Nunca há um equilíbrio; ou acontecem muitas coisas ao mesmo tempo ou não acontece rigorosamente nada, e é você quem tem que escolher se aceita o que a vida oferece (às vezes) ou diz não; mas pode ser que a ocasião passe e você volte a viver naquela bendita -bendita?- calmaria, com tempo para pensar na vida, ficar angustiada, neurótica, deprimida e tomando remédio para dormir. O que fazer, então? Se aconselhar com os amigos, é claro.
O pior é que conselho não adianta. Dependendo de como é aquele com quem você se aconselhar, ele vai dizer para ir em uma direção ou na oposta, e, no final das contas, quem vai ter que decidir é você mesma. Está aí o exemplo de Lula, que não me deixa mentir. Quantos terão dito a ele para ir ao debate? Quantos terão dito para não ir? Cada um tem que tomar suas próprias decisões, usando bom senso e equilíbrio; muito fácil de falar, mas seja qual for o assunto, seja qual for sua experiência de vida, ter bom senso e equilíbrio é muito difícil. Tudo é difícil, mas difícil mesmo é dispensar a empregada.
Um belo dia você acorda querendo mudar tudo. Pensa que se é complicado morar com um marido, absurdo maior é coabitar com uma pessoa estranha que só faz uma coisa na vida: cuidar de você. Afinal, não precisa de mais do que uma faxineira duas vezes por semana. Ela cozinha do jeito que você gosta (mas 27 dias por mês você faz dieta), fala pouco e não incomoda, os amigos adoram seu tempero e vivem pedindo para jantar na sua casa. Então pra quê mudar? E se não se der bem com uma diarista? E se ficar gripada com febre, quem vai levar um chazinho na cama? E se levar um tombo no banheiro e quebrar a perna? E a culpa só de pensar que ela talvez tenha dificuldade em encontrar outro emprego? Muito mais fácil escolher em quem vai votar no segundo turno.

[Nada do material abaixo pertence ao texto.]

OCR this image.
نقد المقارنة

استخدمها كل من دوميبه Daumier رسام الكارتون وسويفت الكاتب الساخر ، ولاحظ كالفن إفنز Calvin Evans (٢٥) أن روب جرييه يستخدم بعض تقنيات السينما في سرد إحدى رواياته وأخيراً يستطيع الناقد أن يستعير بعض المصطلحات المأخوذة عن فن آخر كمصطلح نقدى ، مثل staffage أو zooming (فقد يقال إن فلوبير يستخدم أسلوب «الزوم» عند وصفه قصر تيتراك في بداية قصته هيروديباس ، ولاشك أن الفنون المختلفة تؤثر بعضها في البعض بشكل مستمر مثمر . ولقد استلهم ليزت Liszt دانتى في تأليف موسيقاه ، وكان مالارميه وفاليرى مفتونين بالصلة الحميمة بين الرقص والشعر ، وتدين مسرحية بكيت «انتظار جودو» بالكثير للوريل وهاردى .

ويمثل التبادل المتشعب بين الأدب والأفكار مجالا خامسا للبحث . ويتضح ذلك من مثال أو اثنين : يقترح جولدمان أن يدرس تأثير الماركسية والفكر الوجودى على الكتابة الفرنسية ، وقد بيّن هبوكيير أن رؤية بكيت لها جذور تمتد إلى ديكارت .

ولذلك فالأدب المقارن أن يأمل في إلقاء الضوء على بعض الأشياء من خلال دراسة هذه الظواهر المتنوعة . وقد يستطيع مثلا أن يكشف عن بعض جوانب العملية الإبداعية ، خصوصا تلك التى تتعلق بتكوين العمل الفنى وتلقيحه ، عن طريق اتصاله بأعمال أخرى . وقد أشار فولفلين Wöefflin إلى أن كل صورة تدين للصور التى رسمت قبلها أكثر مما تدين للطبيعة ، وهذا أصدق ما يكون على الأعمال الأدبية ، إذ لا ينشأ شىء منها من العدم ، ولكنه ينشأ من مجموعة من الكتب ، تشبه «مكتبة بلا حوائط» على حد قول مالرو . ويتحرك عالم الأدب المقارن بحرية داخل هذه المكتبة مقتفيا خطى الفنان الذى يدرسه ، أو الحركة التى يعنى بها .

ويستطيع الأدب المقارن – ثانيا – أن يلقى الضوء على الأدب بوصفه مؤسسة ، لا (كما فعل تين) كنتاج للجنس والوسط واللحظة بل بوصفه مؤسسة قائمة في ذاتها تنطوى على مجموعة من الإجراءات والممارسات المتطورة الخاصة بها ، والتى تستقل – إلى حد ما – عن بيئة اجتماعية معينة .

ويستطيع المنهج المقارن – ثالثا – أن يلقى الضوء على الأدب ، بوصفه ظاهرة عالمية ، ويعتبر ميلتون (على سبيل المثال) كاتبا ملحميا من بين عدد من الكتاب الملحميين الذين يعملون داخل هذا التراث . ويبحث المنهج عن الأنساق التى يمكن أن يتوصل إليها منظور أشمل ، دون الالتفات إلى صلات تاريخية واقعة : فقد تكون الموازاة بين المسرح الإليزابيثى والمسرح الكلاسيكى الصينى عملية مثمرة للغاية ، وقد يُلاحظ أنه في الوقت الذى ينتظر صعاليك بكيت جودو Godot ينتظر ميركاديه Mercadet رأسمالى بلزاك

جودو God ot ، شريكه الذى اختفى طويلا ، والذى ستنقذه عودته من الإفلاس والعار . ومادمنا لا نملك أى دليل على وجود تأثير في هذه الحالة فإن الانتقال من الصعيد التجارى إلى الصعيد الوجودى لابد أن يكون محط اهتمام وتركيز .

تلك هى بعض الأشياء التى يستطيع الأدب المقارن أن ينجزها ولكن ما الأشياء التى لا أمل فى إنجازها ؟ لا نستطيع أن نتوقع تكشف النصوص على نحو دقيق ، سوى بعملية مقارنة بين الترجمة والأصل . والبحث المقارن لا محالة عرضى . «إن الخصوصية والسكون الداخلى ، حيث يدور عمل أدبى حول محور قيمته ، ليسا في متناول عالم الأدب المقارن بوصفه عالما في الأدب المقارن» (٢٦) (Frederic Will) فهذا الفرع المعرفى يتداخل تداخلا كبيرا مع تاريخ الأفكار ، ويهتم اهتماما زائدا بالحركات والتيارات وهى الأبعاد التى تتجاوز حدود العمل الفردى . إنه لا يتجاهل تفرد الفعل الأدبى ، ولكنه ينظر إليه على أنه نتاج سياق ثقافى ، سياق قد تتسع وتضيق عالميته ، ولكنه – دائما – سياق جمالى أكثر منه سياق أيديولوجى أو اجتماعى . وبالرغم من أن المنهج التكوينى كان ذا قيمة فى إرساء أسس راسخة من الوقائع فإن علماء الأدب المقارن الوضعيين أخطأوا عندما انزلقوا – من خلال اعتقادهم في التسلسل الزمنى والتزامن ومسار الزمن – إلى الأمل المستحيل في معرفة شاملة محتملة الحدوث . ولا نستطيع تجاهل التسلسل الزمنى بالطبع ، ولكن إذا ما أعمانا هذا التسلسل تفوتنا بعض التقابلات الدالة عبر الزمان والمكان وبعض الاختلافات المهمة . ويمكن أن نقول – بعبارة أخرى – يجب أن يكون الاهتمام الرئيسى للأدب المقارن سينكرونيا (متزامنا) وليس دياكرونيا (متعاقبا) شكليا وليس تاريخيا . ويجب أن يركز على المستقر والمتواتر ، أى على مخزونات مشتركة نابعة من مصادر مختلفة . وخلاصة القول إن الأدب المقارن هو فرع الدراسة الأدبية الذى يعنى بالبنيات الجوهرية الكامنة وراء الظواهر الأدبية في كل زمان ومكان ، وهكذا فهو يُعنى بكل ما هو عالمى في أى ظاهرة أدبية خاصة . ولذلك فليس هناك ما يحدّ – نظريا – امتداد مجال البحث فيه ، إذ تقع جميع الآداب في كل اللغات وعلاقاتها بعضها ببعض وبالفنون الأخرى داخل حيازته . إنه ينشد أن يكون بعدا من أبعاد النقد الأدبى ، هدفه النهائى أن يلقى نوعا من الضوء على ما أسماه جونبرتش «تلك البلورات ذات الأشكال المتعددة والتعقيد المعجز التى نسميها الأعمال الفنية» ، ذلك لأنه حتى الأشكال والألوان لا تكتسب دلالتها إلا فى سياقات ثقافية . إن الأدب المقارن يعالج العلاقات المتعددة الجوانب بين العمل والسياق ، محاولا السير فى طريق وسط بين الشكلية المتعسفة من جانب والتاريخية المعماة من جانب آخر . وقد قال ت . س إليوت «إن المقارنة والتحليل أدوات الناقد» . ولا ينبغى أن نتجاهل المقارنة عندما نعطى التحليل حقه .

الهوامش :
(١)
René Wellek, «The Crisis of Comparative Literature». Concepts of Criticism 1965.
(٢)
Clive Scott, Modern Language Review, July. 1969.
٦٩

Tenho um amigo inteligente, bem-sucedido, cheio de personalidade, que um dia resolveu mudar tudo, mas quando viu que não ia conseguir combinou com uma amiga: saiu de casa às oito da manhã, ela chegou às nove, disse à empregada mais ou menos tudo que ele não tinha coragem de dizer, acertou regiamente as contas, ela saiu levando as suas coisas (muito importante), devolveu as chaves e ele só voltou com o assunto totalmente resolvido.
Covardia? Não. Apenas uma das dificuldades do ser humano - e essa, por incrível que pareça, é das maiores.
PS - Lula elogiando Collor e Garotinho apoiando Alckmin. Que situação.